On a hunch long ago, googling empathy and "martial arts". Today I do that and get over 6 million hits (I have concluded from experience that hit counts on google have become meaningless, except maybe for distinguishing "very big" and "very small" numbers). One early and prominent one is a very short article by a martial artist that stated:
I have found that empathy gives one a clear advantage in martial arts ...Understanding the other, and even having empathy, are important tools of the well trained interrogator, and the field CIA agent.
Combat situations are so fast that thinking has to switch into alternate modalities. Reflexed are trained to react to situations and one must be creative and in the moment to deal. Since I was a kid, I was able to better anticipate attacks. It wasn't like mind reading or anything like that, it was more like feelings of what state that person was in. If someone was going to plan to fake you out, you can sense a deceptive vibe. If they were going to try to draw you into attacking in order to counter your moves (a good tactic) you can sense this too. You can especially sense if the person is just going to come at you aggressively. (source: http://empaths.tribe.net/thread/1374bf8b-da65-4ef6-bae1-12a7664b1d7b).

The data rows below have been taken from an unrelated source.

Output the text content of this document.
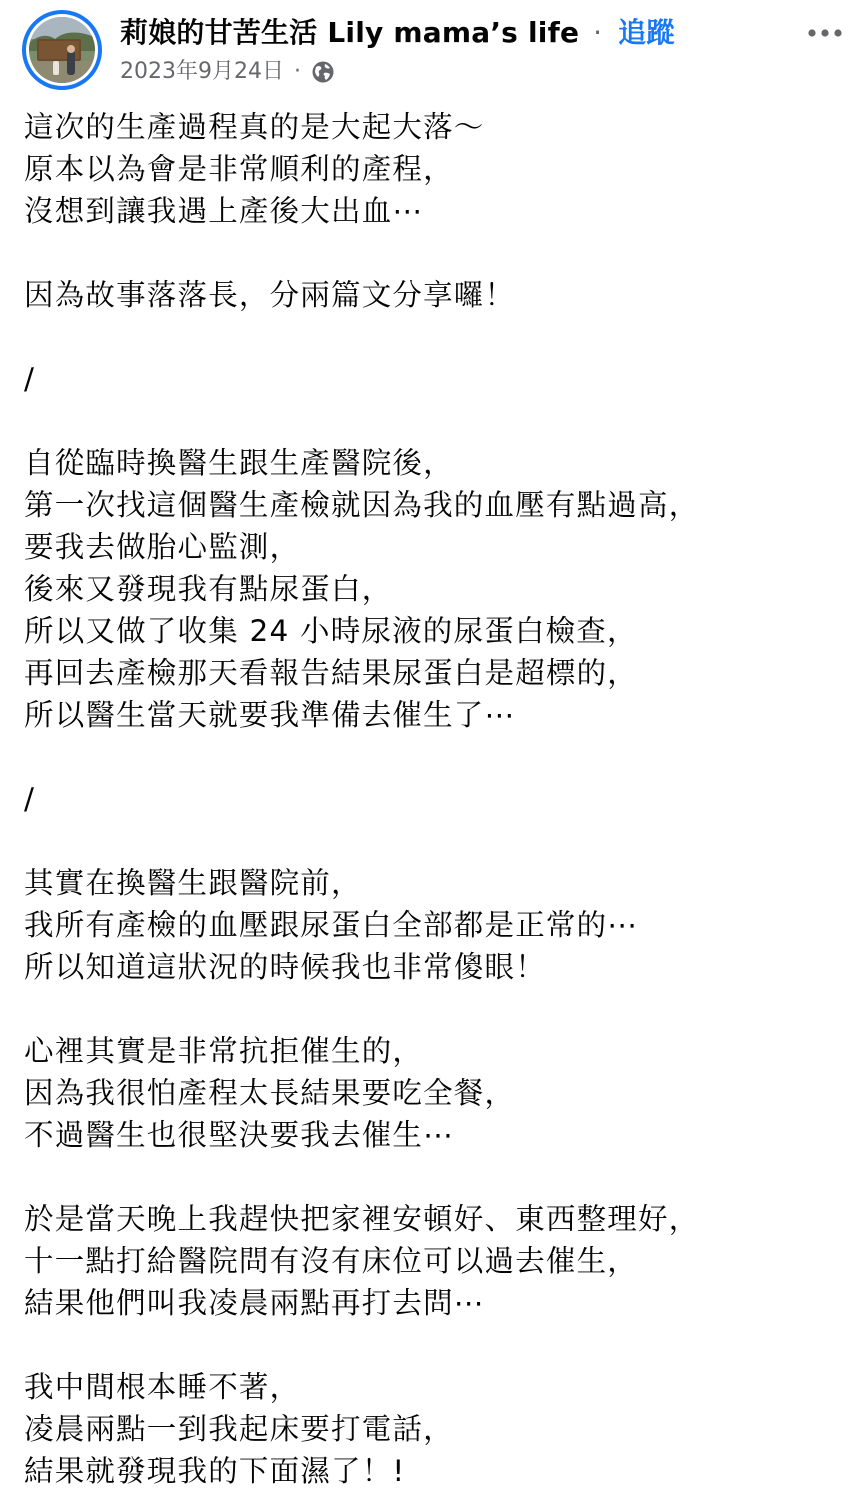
莉娘的甘苦生活 Lily mama’s life · 追蹤
2023年9月24日 ·
這次的生產過程真的是大起大落～
原本以為會是非常順利的產程，
沒想到讓我遇上產後大出血⋯
因為故事落落長，分兩篇文分享囉！
/
自從臨時換醫生跟生產醫院後，
第一次找這個醫生產檢就因為我的血壓有點過高，
要我去做胎心監測，
後來又發現我有點尿蛋白，
所以又做了收集 24 小時尿液的尿蛋白檢查，
再回去產檢那天看報告結果尿蛋白是超標的，
所以醫生當天就要我準備去催生了⋯
/
其實在換醫生跟醫院前，
我所有產檢的血壓跟尿蛋白全部都是正常的⋯
所以知道這狀況的時候我也非常傻眼！
心裡其實是非常抗拒催生的，
因為我很怕產程太長結果要吃全餐，
不過醫生也很堅決要我去催生⋯
於是當天晚上我趕快把家裡安頓好、東西整理好，
十一點打給醫院問有沒有床位可以過去催生，
結果他們叫我凌晨兩點再打去問⋯
我中間根本睡不著，
凌晨兩點一到我起床要打電話，
結果就發現我的下面濕了！!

If Neville Chamberlain had had some understanding of Adolph Hitler (through close study of his writings, speeches, and actions), rather than approaching him like any other head of state, the twentieth century might have turned out differently.
Yet for some decades now, novelists and movie makers have supplied, and their consumers have en masse tended to demand "thrillers" in which the protagonist is a sort of black box of pure evil. The phrase "serial killer" has become box-office and book selling magic.
The great TV series The Wire portrayed high powered criminals as human beings with intensely human motivations, but nonetheless ruthless criminals. The police in the series worked hard to understand them. Tremendous sympathy was shown for many low level "punks" -- it was evident both in the way they were portrayed for the viewer, and in many of the police, who nevertheless mostly aimed at finding some way to make them betray one another so as to get the worst people off the street. A handful could be saved; most could not, and neither the viewer nor the cops were given any illusion about that.
A primary difficulty of human nature, especially troublesome in a democracy is our tendency to paint in black and white. When the US needed Stalin as an ally to defeat Nazi Germany (and the cold fact is it would have been impossible without that ally), much of the American leadership and people lost our critical judgment regarding Stalin and the USSR.